Я молча отвожу взгляд. Как бы грустно ни было это признавать, но его слова не лишены смысла. Но ведь я дала слово Двойке. Неужели мне не удастся его сдержать?
– Но что если…
Старейшина прерывает меня легким взмахом.
– Я безмерно рад, что смерть посчитала тебя лишней в своем мире, но ты выглядишь крайне изнуренной. Тебе необходимо отдохнуть, а заботы о грядущем уделе le mur frontalier3 предоставь нам. Верховный жрец сопроводит тебя в твои покои, а завтра, если воля твоя тому не противится, он проведет тщательное исследование, дабы удостовериться в нерушимости твоего здравия.
Нехотя соглашаюсь и под пристальными взглядами стражей направляюсь к двери. Мне не нравится, как они на меня поглядывают. Так, словно боятся меня или считают угрозой. С учетом обстоятельств, и то и другое оправдано, но крайне неприятно. Под мерный стук шагов, утопающих в тишине спящего поместья, Блэквуд проводит меня к моей спальне, но у двери замирает, еще раз оглядывая с головы до пят. Это начинает меня раздражать, и я решаю уточнить некоторые моменты завтрашнего дня.
– Почему Кристиан поручает мое обследование тебе, а не докторам сиринити?
Подобный вопрос заставляет его плечи напрячься, словно от неприятных воспоминаний.
– Полагаю, своей правой руке Старейшина доверяет больше, чем посредственным лекарям лазарета.
Ауч. Неужели у Верховного жреца зуб на представителей местного медицинского учреждения? Это наталкивает на определенные размышления, добавляя пару вопросов в мой список.
– Думаешь, – продолжаю я, стирая алые капли с медальона, – моя кровь изменилась после введения лекарства? Что нам делать, если его все же нельзя…

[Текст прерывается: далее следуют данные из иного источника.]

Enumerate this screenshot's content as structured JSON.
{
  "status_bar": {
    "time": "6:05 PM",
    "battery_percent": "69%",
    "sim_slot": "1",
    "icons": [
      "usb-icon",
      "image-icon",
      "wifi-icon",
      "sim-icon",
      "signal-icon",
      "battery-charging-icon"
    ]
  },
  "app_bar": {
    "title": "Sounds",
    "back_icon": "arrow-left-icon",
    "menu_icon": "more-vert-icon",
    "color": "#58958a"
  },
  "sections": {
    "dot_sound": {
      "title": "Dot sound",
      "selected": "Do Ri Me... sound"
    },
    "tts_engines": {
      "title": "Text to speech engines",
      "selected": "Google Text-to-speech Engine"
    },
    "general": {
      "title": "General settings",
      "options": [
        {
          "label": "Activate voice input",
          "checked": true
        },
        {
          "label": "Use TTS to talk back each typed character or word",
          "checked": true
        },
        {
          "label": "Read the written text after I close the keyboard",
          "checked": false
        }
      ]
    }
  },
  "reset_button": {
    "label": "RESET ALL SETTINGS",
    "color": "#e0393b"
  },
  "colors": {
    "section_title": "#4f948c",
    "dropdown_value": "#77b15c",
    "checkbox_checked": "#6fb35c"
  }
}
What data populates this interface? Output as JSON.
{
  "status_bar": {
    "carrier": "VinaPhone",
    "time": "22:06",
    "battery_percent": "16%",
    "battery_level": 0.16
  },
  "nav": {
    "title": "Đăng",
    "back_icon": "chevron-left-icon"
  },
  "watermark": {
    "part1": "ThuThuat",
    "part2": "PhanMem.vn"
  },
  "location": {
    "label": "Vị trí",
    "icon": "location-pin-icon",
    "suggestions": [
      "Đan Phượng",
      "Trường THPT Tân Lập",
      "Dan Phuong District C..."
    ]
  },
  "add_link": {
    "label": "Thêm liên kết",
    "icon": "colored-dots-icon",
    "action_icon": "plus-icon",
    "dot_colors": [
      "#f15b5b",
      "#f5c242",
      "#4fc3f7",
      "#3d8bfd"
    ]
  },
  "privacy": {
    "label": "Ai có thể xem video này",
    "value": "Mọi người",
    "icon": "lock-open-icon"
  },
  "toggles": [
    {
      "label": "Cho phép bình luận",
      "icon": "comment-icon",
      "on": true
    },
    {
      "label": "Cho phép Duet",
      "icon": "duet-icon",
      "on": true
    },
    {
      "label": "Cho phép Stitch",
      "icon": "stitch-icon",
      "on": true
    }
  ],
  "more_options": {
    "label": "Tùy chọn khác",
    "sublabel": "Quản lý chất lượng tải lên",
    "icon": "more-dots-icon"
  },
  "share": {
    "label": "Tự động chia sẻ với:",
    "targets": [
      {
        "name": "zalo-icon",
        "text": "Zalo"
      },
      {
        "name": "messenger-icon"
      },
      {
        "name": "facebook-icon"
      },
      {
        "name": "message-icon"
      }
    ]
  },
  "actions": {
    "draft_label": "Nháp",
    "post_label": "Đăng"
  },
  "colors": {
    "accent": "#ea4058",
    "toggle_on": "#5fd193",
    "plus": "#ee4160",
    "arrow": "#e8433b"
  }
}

Блэквуд обрывает меня прежде, чем мой язык успевает создать очередной звук.
– Не здесь. Встретимся после полуночи в восточном крыле лазарета. Не опаздывай.
– Стой, что? Почему сейчас не об… Блэквуд!
Он медленно разворачивается и подходит ко мне вплотную, наклонившись к уху.
– Здесь ни одно слово не остается незамеченным. Поговорим в назначенном месте завтра.
Тепло от его дыхания приятно обжигает кожу, которую до сих пор пропитывает могильный холод. Я киваю в ответ и поворачиваю дверную ручку, наблюдая, как его фигура исчезает в темноте коридора. Этот парень – сплошная загадка. Только считаешь, что угадала следующий ход, как колода неожиданно меняет масть, подкидывая трефы вместо ожидаемой пики. И тебе, сбитой с толку и теряющейся в догадках, остается лишь слепо подыгрывать, независимо от имеющихся карт. В этом весь Дориан Блэквуд. Что поделать. Связываясь с ним, я знала, на что подписываюсь. Надеюсь лишь, что эта игра стоит свеч.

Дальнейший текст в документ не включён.